You can buy the Good Beer Guide direct from CAMRA. Thanks to them for the review copy.

* no Skoda Fabia's were harmed in the making of this review

** edited for clarity - thanks to Mudge in the comments below


  1. I know it's nitpicking, but it does give a postcode for the Swan at Milton.

  2. Ah, I need to rephrase. Meant to say I would have found them useful *if* I'd needed to use them. Thanks.

  3. It's no use on the parcel shelf of a Skoda Fabia, but it does fit nicely in the passenger's door.

    And as I don't care how many keg or bottled beers a pub has ignoring such irrelevancies sounds ideal.

  4. "It just seems that although it's got 2013 on the cover, it's got 1989 on its mind."

    BAGS in 'still living in 1980s shock' ;-)

    not bought a GBG since the 1999(?) teletubbies-cover edition... would be interested how many people actually use it as a reference when visiting an unknown place, rather than consulting the interweb...

  5. "It just seems that although it's got 2013 on the cover, it's got 1989 on its mind."

    Lot of truth in that.

  6. It would be a much more useful book if it did what it claimed to do: be a guide to the good BEERS of the UK, listed brewery by brewery, with notes on where to find them. At the moment its basically a poor man's version of "The Good Pub Guide".

  7. pY0 "It would be a much more useful book if it did what it claimed to do: be a guide to the good BEERS of the UK, listed brewery by brewery"

    What? You'd list the beers and under that the places where you'd find them?

    Then Good Pub Guide is a paid for list of pubsand, a I recall, where to find them

    It might be better to have the breweries at the front though.

  8. I can't tell if you're being sarcastic or not but yes, I would make the bulk of the book basically a list of all 1,000 UK breweries divided up by region, with a short potted history, descriptions and reviews of their regular and seasonal beers, and a mention of where you might be able to find these beers on draught. You could have features on regional pub of the years and some style cross referencing at the back.

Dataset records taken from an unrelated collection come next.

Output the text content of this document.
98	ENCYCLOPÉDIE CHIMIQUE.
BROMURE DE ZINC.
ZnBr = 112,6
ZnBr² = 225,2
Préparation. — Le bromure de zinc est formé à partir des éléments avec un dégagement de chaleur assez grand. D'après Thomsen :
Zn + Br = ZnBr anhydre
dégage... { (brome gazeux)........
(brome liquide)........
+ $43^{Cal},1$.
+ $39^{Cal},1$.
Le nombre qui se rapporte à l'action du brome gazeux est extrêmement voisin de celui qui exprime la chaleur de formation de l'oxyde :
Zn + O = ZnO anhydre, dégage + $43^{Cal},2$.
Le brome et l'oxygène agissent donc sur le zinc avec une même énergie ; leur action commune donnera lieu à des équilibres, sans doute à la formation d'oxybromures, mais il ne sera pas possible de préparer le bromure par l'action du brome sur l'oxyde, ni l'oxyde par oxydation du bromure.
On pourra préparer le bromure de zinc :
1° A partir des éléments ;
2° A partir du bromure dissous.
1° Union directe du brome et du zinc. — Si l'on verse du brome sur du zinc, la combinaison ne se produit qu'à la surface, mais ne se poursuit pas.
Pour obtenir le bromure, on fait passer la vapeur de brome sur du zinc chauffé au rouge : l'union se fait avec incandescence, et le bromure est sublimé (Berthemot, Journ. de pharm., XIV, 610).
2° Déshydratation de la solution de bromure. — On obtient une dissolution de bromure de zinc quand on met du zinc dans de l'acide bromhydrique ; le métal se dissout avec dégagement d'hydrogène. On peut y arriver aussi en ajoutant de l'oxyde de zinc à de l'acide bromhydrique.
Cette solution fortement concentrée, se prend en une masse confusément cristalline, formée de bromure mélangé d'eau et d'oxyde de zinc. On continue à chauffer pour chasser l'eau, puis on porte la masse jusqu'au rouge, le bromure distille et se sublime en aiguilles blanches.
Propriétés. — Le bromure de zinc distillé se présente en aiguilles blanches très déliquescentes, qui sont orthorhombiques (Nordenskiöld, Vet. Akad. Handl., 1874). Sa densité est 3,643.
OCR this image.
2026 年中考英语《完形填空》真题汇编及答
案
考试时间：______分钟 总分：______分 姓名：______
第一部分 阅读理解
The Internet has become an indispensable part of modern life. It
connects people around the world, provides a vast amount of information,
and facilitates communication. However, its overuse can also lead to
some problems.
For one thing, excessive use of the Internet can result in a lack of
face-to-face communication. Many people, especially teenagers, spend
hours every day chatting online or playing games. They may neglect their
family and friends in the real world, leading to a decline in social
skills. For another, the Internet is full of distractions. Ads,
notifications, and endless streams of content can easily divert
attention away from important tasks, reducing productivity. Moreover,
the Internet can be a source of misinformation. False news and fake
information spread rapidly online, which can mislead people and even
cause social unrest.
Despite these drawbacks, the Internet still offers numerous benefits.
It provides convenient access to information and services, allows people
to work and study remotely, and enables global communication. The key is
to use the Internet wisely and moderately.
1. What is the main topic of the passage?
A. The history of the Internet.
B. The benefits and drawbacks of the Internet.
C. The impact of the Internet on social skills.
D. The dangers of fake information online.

    So the UK good beer guide is actually a guide to good beer in the UK.
    Thats a book I might actually buy.

  9. Pyo

    But whilst such a booh might appeal to you, it wouldn't to many other people. As its job is to sell many copies-which it does-I wouldn't hold your breath for any chnages.

  10. All perfectly fair enough, but if its not going to be a guide to good beer, it should change its name to a more honest title then, something like "Pubs that some CAMRA members quite like Guide".